Für Veränderungen in der Branche sorgte in den vergangenen Monaten aber nicht nur die Pandemie: Nach den «Black Lives Matter»-Protesten gegen Polizeigewalt gegen Schwarze im vergangenen Jahr hatte es auch Kritik an der mangelnden Vielfalt auf und hinter den Bühnen gegeben. Die neu gegründete Black Theater Coalition berechnete etwa, dass es für die 3002 Musicals und 8326 Theaterstücke, die seit dem Broadway-Start 1866 aufgeführt wurden, lediglich zehn Schwarze unter den Musical- und elf Schwarze unter den Schauspiel-Regisseuren gab.
Besonders im Theaterbereich findet in dieser Saison aber ein Umdenken statt.
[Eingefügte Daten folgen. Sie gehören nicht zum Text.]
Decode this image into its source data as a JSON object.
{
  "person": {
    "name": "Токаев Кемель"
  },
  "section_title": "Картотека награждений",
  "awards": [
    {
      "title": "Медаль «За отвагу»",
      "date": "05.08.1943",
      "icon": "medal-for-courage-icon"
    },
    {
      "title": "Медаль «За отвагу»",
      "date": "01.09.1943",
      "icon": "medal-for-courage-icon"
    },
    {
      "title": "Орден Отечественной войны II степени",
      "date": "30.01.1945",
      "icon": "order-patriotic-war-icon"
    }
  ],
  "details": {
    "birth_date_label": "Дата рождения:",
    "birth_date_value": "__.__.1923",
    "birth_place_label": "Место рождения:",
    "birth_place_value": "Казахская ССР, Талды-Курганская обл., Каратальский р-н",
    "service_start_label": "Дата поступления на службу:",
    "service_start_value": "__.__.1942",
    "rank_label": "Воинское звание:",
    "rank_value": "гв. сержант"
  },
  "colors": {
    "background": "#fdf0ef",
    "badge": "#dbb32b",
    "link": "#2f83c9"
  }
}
Sieben komplett neue Produktionen starten 2021, und sie alle wurden von Schwarzen geschrieben, darunter vier Frauen. Theaterkritiker Adam Feldman kommentierte im Stadtmagazin «Time Out» dazu aber auch, dass diese Stücke keinen einfachen Lauf haben dürften: Alle starten noch im Herbst, zu einer Zeit in der der Tourismus in der Stadt längst noch nicht auf Vor-Pandemie-Niveau zurückgekehrt ist. Mit dem fulminanten Start am Dienstag hat sich die Branche aber immerhin sichtbar Mühe gegeben, Optimismus auszustrahlen.